Notice that I haven't given you a fixed percentage country by country beyond what's strictly necessary, and that's deliberate. Promising firm figures without looking at your treaty and your situation would be exactly the kind of shortcut I refuse to offer you. The serious thing to do is look at your own case.
The role of the tax residency certificate 'for Treaty purposes'
For your country's treaty to actually apply, there is one document that is the key to everything: the tax residency certificate 'for Treaty purposes'. It is issued by the tax authority of the country where you live, and it serves to show the Spanish Tax Agency that you are tax resident there and that, as a result, you can rely on the treaty between Spain and your country.
And watch out for a detail I see go wrong a lot: any generic residency certificate will not do. It must state expressly that you are resident 'for Treaty purposes' with Spain. If you bring the wrong document, the Spanish Tax Agency can apply domestic rules directly, without the treaty's benefits, and you would have to pay first and later claim a refund by providing the correct certificate. Getting the paperwork wrong translates directly into time and money.
In the specific case of real estate, the certificate does not stop Spain from taxing your property (the treaty allows that regardless), but it is essential for activating the method that avoids double taxation in your own country, and for properly resolving a sale, a gain, or a possible dispute over where you are resident. In short: request it correctly from the very start.
Does Spain have a treaty with your country?
Most likely, yes. Spain has a very extensive network of signed treaties, covering almost every country my clients in Calp and the surrounding area come from. The official, up-to-date list is published by the Spanish Tax Agency (Agencia Tributaria) itself, and it's the place to check whether your country is included and which treaty applies.
If you own a home in Spain and live abroad, or you're thinking of buying one, write to me and we'll review it together: which country you're from, which treaty applies to you, which method your country will use, and what paperwork you need to make everything fit. I would rather sit down with you and understand your case than hand you a textbook answer that might not be yours. First understand, then prevent, and only then act. That's how I work.
Frequently asked questions
If I pay the tax on my home in Spain, do I also have to declare it in my own country?
Very probably yes, even if you don't end up paying again. As a tax resident of your own country, you will usually have to declare your worldwide assets and income, including the Spanish home. What the treaty does is make your country apply a method (exemption or credit) so that this income is not taxed twice. Declaring and paying twice are not the same thing.
If the treaty says Spain 'may' tax it, does that mean I only pay in Spain?

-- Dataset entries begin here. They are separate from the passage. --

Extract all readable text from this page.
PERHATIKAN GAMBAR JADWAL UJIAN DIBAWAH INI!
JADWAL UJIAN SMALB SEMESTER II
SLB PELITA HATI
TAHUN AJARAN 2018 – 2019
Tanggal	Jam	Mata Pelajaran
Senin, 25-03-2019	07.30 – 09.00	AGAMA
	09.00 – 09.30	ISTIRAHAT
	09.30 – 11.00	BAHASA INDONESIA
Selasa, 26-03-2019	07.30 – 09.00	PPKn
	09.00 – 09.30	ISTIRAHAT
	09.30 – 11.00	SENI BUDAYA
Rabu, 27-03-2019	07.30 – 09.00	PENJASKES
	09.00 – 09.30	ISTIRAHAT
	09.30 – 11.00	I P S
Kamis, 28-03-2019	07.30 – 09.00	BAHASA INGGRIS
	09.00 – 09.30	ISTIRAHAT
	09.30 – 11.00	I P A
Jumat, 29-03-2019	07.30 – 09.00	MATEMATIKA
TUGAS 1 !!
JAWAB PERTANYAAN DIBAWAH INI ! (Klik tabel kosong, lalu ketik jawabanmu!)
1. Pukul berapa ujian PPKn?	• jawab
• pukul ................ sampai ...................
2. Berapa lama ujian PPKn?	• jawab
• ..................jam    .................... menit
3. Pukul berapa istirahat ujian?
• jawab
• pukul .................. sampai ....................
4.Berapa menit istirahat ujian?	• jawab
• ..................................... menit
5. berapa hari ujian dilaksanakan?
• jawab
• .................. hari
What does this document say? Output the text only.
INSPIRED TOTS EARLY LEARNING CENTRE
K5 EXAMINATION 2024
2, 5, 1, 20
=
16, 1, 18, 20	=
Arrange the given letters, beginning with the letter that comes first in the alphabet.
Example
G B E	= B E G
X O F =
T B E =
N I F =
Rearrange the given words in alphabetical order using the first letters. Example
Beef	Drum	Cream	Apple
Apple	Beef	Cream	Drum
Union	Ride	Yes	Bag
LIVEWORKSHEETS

No. 'May be taxed in Spain' means Spain has the right to tax your property, not that your country is left out. It is a shared power: Spain taxes as the country where the property is located, and your country of residence then makes an adjustment with its own method so you don't pay twice for the same thing.
I'm British and I let my home in Spain. Can I deduct rental expenses?
The starting position after Brexit is that, being from outside the EU, you are taxed at 24% without deducting expenses. But a July 2025 ruling from the Audiencia Nacional opened the door for non-EU owners to deduct expenses too. This is not yet a settled criterion, nor one adopted by the Spanish Tax Agency, so it's worth reviewing your case and considering whether to file a claim.
What is the tax residency certificate 'for Treaty purposes'?
It is the document issued by the tax authority of the country where you live, showing the Spanish Tax Agency that you are tax resident there for the purposes of the treaty with Spain. A generic certificate is not enough: it must state expressly 'for Treaty purposes'. Without it, the Spanish Tax Agency can apply domestic rules without the treaty's benefits.
Does Spain have a treaty with my country?
Most likely, yes: Spain has a very extensive network of signed treaties covering almost every country of origin of those who buy property on the Costa Blanca. The official, up-to-date list is published by the Spanish Tax Agency, and that's where to check whether your country is included and which specific treaty applies.
Legal basis and official sources
- TR Ley del Impuesto sobre la Renta de no Residentes (RDLeg 5/2004), arts. 24 y 25
- Convenio España-Reino Unido para evitar la doble imposición (2013)
- Convenio España-Alemania para evitar la doble imposición (2011)
- Convenio España-Francia para evitar la doble imposición (1995)
- Convenio España-Países Bajos para evitar la doble imposición (1971; nuevo convenio en tramitación, pendiente de entrada en vigor)
- Convenio España-Polonia para evitar la doble imposición (1979)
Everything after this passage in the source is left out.